Saturday, September 12, 2015

What Do They Call You?

This is a question I get a lot from other volunteers and friends and family back home. What do they call you? By that they are asking, do they call you the local word for white person/foreigner "obujungu" or "muzungu",'re not white. This question always makes me stop an question...why are you asking me this? Do I really look like I am from here, is it assumed that everyone who is not the typical "white foreigner" is not from another country or could not be an American?
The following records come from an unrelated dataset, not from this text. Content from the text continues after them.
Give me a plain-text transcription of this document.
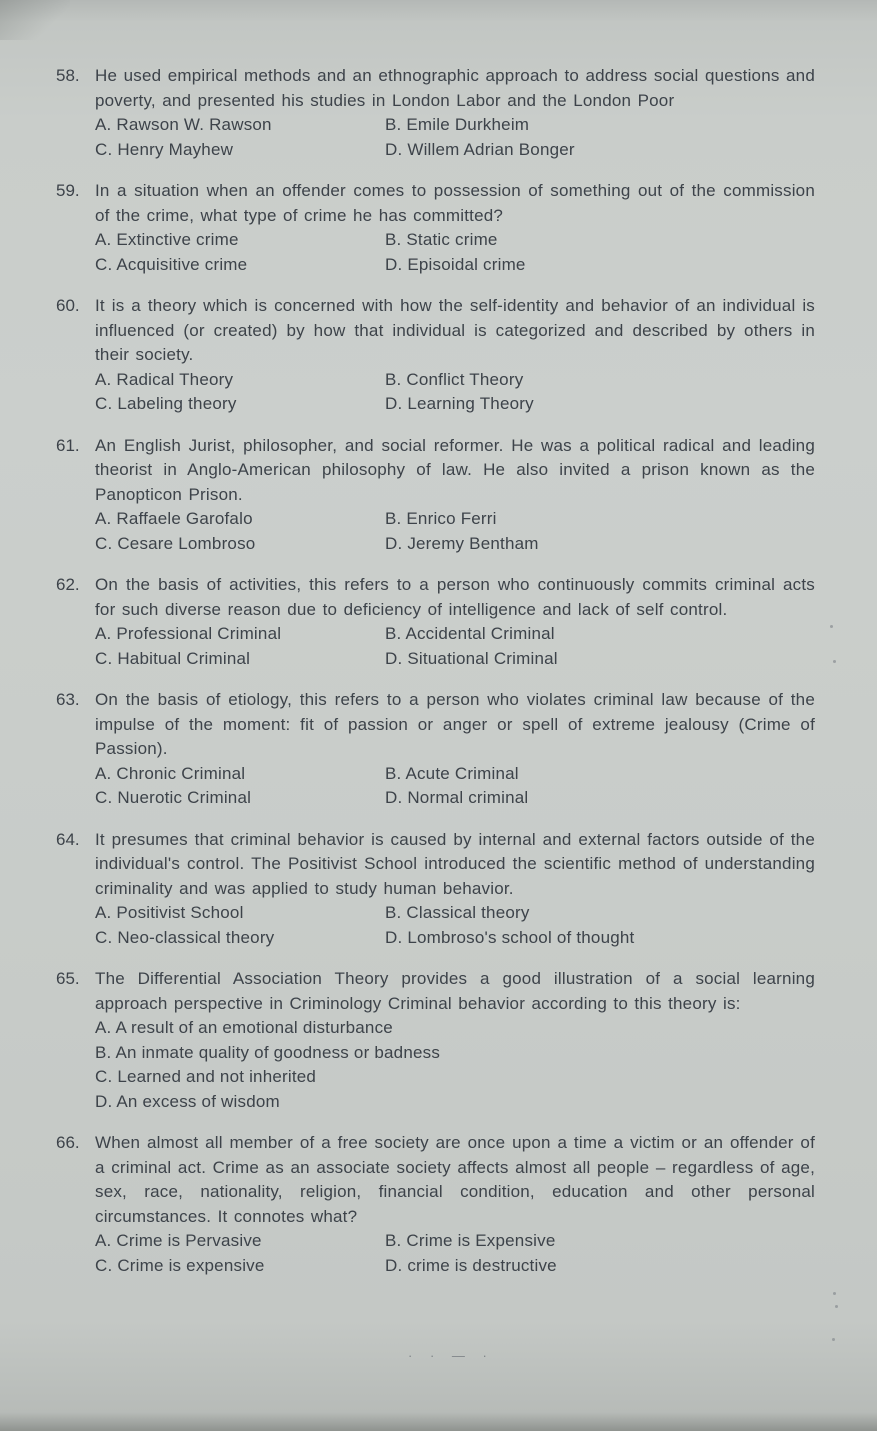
58. He used empirical methods and an ethnographic approach to address social questions and poverty, and presented his studies in London Labor and the London Poor
A. Rawson W. Rawson	B. Emile Durkheim
C. Henry Mayhew	D. Willem Adrian Bonger
59. In a situation when an offender comes to possession of something out of the commission of the crime, what type of crime he has committed?
A. Extinctive crime	B. Static crime
C. Acquisitive crime	D. Episoidal crime
60. It is a theory which is concerned with how the self-identity and behavior of an individual is influenced (or created) by how that individual is categorized and described by others in their society.
A. Radical Theory	B. Conflict Theory
C. Labeling theory	D. Learning Theory
61. An English Jurist, philosopher, and social reformer. He was a political radical and leading theorist in Anglo-American philosophy of law. He also invited a prison known as the Panopticon Prison.
A. Raffaele Garofalo	B. Enrico Ferri
C. Cesare Lombroso	D. Jeremy Bentham
62. On the basis of activities, this refers to a person who continuously commits criminal acts for such diverse reason due to deficiency of intelligence and lack of self control.
A. Professional Criminal	B. Accidental Criminal
C. Habitual Criminal	D. Situational Criminal
63. On the basis of etiology, this refers to a person who violates criminal law because of the impulse of the moment: fit of passion or anger or spell of extreme jealousy (Crime of Passion).
A. Chronic Criminal	B. Acute Criminal
C. Nuerotic Criminal	D. Normal criminal
64. It presumes that criminal behavior is caused by internal and external factors outside of the individual's control. The Positivist School introduced the scientific method of understanding criminality and was applied to study human behavior.
A. Positivist School	B. Classical theory
C. Neo-classical theory	D. Lombroso's school of thought
65. The Differential Association Theory provides a good illustration of a social learning approach perspective in Criminology Criminal behavior according to this theory is:
A. A result of an emotional disturbance
B. An inmate quality of goodness or badness
C. Learned and not inherited
D. An excess of wisdom
66. When almost all member of a free society are once upon a time a victim or an offender of a criminal act. Crime as an associate society affects almost all people – regardless of age, sex, race, nationality, religion, financial condition, education and other personal circumstances. It connotes what?
A. Crime is Pervasive	B. Crime is Expensive
C. Crime is expensive	D. crime is destructive
· · — ·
I don't doubt that volunteers around the world get this same question all of the time; a person with a Hispanic or Latin background in South or Central America, a person of East Asian descent in East Asia or even a person of European descent in the various eastern European countries Peace Corps works in. 
What do they call you? 

For me, it's simple. They just call me Ashley, Ateenyi, or for this who do not know me I am an "obujungu" just like every other volunteer in country. It is true I have been referred to as a "MuHindi" or "MuChina" by some confused onlookers, but in general I am just a regular old Muzungu. Surprising? For me it's not. I stick out like a sore thumb in my village, even when I ride on the motorcycle to the village all geared up with only my hands and my face peaking out from my helmet, faces of children light up and they start singing "OBUJUNGU WANGE!" with their little dance and all.  The locals know I am not Ugandan. How? Simple they say, your skin is too white, your not black like us.... your hair is not the same.....your face is not like ours..  all responses I have gotten when I ask this simple question. It is true I have been known to play jokes on people and say I am from here as they look at me with confusion. "How?", They ask. "My father is an obujungu and my mother from here"..."oh...." they reply still a little confused. "So you grew up from here?", " No, from America. But now I live here", "Oh, you are studying?", "No, I am volunteering"....."......Oh?". 

In reality it doesn't really matter what they call me. The people in my village and those I work with know me as Ateenyi Ashley, the one from America, who is here working with us now. They have adopted me and given me my pet name and even refer to me as one of them "from this side" and it's a great feeling to be accepted in my community.

So, that answers the question.... What do they call you?